The VMP Security Web Application Firewall does not have a separate “Learning Mode” that observes traffic without blocking. The firewall is either Enabled and Protecting or Disabled. False positives — legitimate requests that happen to match an attack pattern — are handled by adding the URL and parameter to the firewall’s allowlist.

In This Article

What allowlisting does

An allowlist entry tells the firewall to skip rule evaluation for a specific combination of request URL and parameter. Future requests that match that URL/parameter pair are not tested against the WAF rules and therefore cannot be blocked by them.

Allowlist entries do not disable the firewall globally, and they do not affect Brute Force Protection, country blocking, or the IP blocklist — those layers continue to apply.

Allowlisting from the block page

If the firewall blocks a request you initiated yourself while logged in as an administrator, the 403 block page includes a button to add the offending parameter to the allowlist. This is the fastest path for one-off false positives. The page also shows the rule that matched, the request URL, and the parameter name — useful when filing a support ticket if the block looks wrong.

Allowlisting from Live Traffic

  1. Open VMP Security → Tools and switch to the Live Traffic tab.
  2. Locate the blocked request in the table (filter by status if needed).
  3. Use the row action to add the request’s URL/parameter pair to the allowlist.

This is the right place to start if a non-administrator on your site reported being blocked — you can find the blocked request in the log without having to reproduce it yourself.

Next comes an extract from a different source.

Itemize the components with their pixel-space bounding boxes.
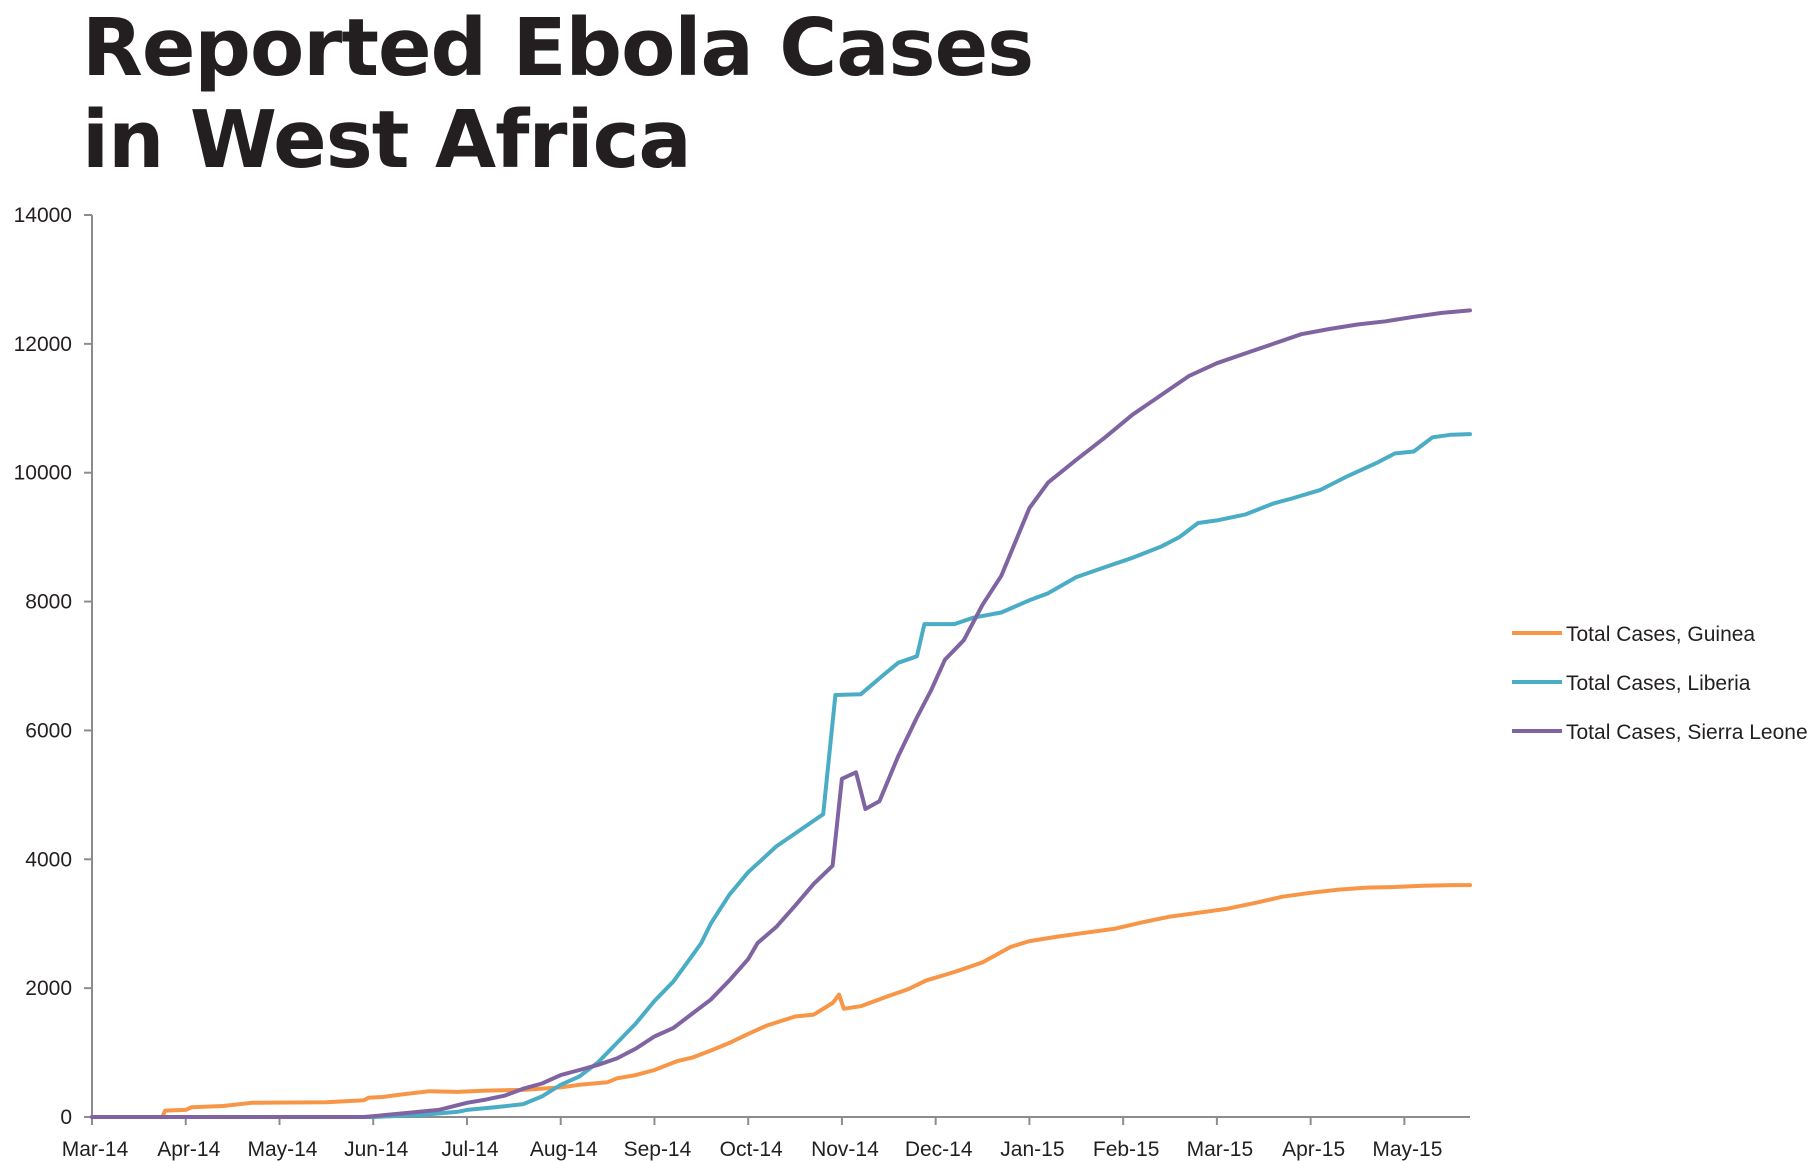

Allowlisting from Firewall Options

For manual entries, open VMP Security → Firewall → Firewall Options and scroll to the allowlist table near the bottom of the page. You can add, edit, and remove entries here. Each entry is a URL/parameter pair, optionally restricted to a particular HTTP method or rule ID.

“Background Request Blocked” notices

Some requests sent by your browser in the background (XHR/fetch from the WordPress admin or a frontend builder) can match firewall rules. When that happens, an administrator who is logged in sees a small “Background Request Blocked” notice on the page. The notice includes a one-click button to allowlist the request if you know it is safe. Regular visitors and lower-privileged users do not see these notices.

If a background request comes from a link sent to you by another person or another site, do not allowlist it without understanding what it does — that is the case where the firewall is most likely doing its job correctly.